SAMHSA lists the following suggestions for coping with a disaster:
1. Talk with others who understand and accept how you feel. Reach out to a trusted friend, family member, or faith-based leader to explore what meaning the event may have for you.
2. Body movement helps to get rid of the buildup of extra stress hormones. Exercise once daily or in smaller amounts throughout the day.
3. Take deep breaths. Most people can benefit from taking several deep breaths often throughout the day. Deep breathing can move stress out of your body and help you to calm yourself. It can even help stop a panic attack.
4. Listen to music. Music is a way to help your body relax naturally. Play music timed to the breath or to your heartbeat. Create a relaxing playlist for yourself and listen to it often.
5. Pay attention to your physical self. Make sure to get enough sleep and rest each day. Eat healthy meals and snacks and make sure to drink plenty of water. Avoid caffeine, tobacco, and alcohol – especially in large amounts. Their effects are multiplied under stress and can be harmful, just making things worse.
6. Use known coping skills. How did you handle past traumatic events like a car crash or the death of a loved one? What helped then (such as more time with family, going to a support group meeting)? Try using those coping skills now.
The impact on our collective, and individual, mental and emotional health cannot be understated or ignored at this time. For some people, recovery from the COVID-19 pandemic will be quick and relatively painless. For others, recovery may need to take place on several levels: emotional, social, economic, and even physical. And while we all must deal with the impacts of the pandemic on our own terms, we must also carry the impact as a community, and learn to rebuild, readjust, and move forward with patience and understanding.

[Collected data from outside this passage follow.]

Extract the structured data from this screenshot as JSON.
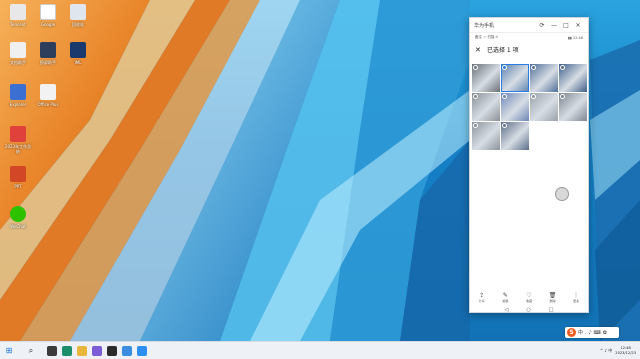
{
  "desktop": {
    "icons": [
      {
        "label": "Tencent",
        "icon": "app-icon"
      },
      {
        "label": "Google",
        "icon": "chrome-icon"
      },
      {
        "label": "回收站",
        "icon": "recycle-bin-icon"
      },
      {
        "label": "文档助手",
        "icon": "app-icon"
      },
      {
        "label": "投屏助手",
        "icon": "monitor-icon"
      },
      {
        "label": "IML",
        "icon": "iml-icon"
      },
      {
        "label": "Explorer",
        "icon": "file-icon"
      },
      {
        "label": "Office Plus",
        "icon": "office-icon"
      },
      {
        "label": "2023年工作总结",
        "icon": "ppt-file-icon"
      },
      {
        "label": "WeChat",
        "icon": "wechat-icon"
      }
    ]
  },
  "phone_window": {
    "app_title": "华为手机",
    "title_controls": [
      "⟳",
      "—",
      "□",
      "✕"
    ],
    "status_left": "备注 ☆ 扫描 ⊙",
    "status_right": "▮▮ 12:48",
    "selection_title": "已选择 1 项",
    "close_label": "✕",
    "thumbnails": [
      {
        "selected": false,
        "tone": "#6a6f78"
      },
      {
        "selected": true,
        "tone": "#5a7fb0"
      },
      {
        "selected": false,
        "tone": "#4f6f9a"
      },
      {
        "selected": false,
        "tone": "#3f5f8a"
      },
      {
        "selected": false,
        "tone": "#8a8f96"
      },
      {
        "selected": false,
        "tone": "#6e87b8"
      },
      {
        "selected": false,
        "tone": "#9aa2aa"
      },
      {
        "selected": false,
        "tone": "#7d8590"
      },
      {
        "selected": false,
        "tone": "#8b939c"
      },
      {
        "selected": false,
        "tone": "#5b6d8a"
      }
    ],
    "actions": [
      {
        "icon": "share-icon",
        "glyph": "⇪",
        "label": "分享"
      },
      {
        "icon": "edit-icon",
        "glyph": "✎",
        "label": "编辑"
      },
      {
        "icon": "favorite-icon",
        "glyph": "♡",
        "label": "收藏"
      },
      {
        "icon": "delete-icon",
        "glyph": "🗑",
        "label": "删除"
      },
      {
        "icon": "more-icon",
        "glyph": "⋮",
        "label": "更多"
      }
    ],
    "nav": [
      "◁",
      "○",
      "□"
    ]
  },
  "taskbar": {
    "start_glyph": "⊞",
    "search_glyph": "⌕",
    "apps": [
      {
        "name": "taskview-icon",
        "color": "#3a3a3a"
      },
      {
        "name": "edge-icon",
        "color": "#1e8e6a"
      },
      {
        "name": "explorer-icon",
        "color": "#e8b63b"
      },
      {
        "name": "store-icon",
        "color": "#7a5cd6"
      },
      {
        "name": "terminal-icon",
        "color": "#2b2b2b"
      },
      {
        "name": "mail-icon",
        "color": "#3a8de0"
      },
      {
        "name": "phone-link-icon",
        "color": "#2d8ff0"
      }
    ],
    "tray_text": "^ ♪ 中",
    "time": "12:48",
    "date": "2023/12/23"
  },
  "ime": {
    "logo": "S",
    "items": [
      "中",
      "⸳",
      "♪",
      "⌨",
      "✿"
    ]
  }
}
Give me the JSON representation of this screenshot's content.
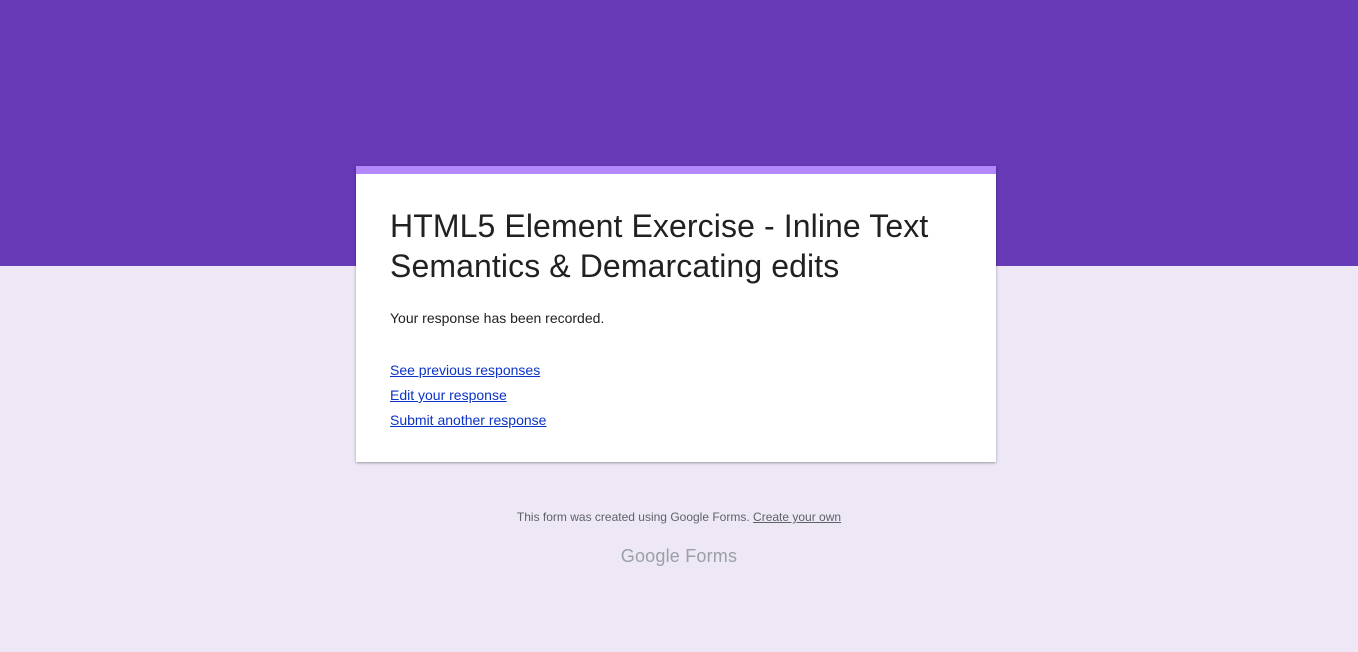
{
  "colors": {
    "banner": "#673ab7",
    "accent_bar": "#b388ff",
    "background": "#ede7f6",
    "link": "#0b33c6"
  },
  "form": {
    "title": "HTML5 Element Exercise - Inline Text Semantics & Demarcating edits",
    "confirmation": "Your response has been recorded.",
    "links": {
      "see_previous": "See previous responses",
      "edit_response": "Edit your response",
      "submit_another": "Submit another response"
    }
  },
  "footer": {
    "notice": "This form was created using Google Forms.",
    "create_link": "Create your own",
    "logo_text": "Google Forms"
  }
}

If you are feeling stressed or anxious, depressed or lonely, please know that these are all common reactions to a crisis. The Disaster Distress Helpline is dedicated to providing immediate crisis counseling for people who are experiencing emotional distress related to any natural or human-caused disaster. This service is toll-free, multilingual and confidential. Call 1-800-985-5990 or text TalkWithUs to 66746 to connect with a trained crisis counselor. For more resources click here.
So remember, wherever you may be at on your road to recovery, please know that your feelings are valid—and even backed by science!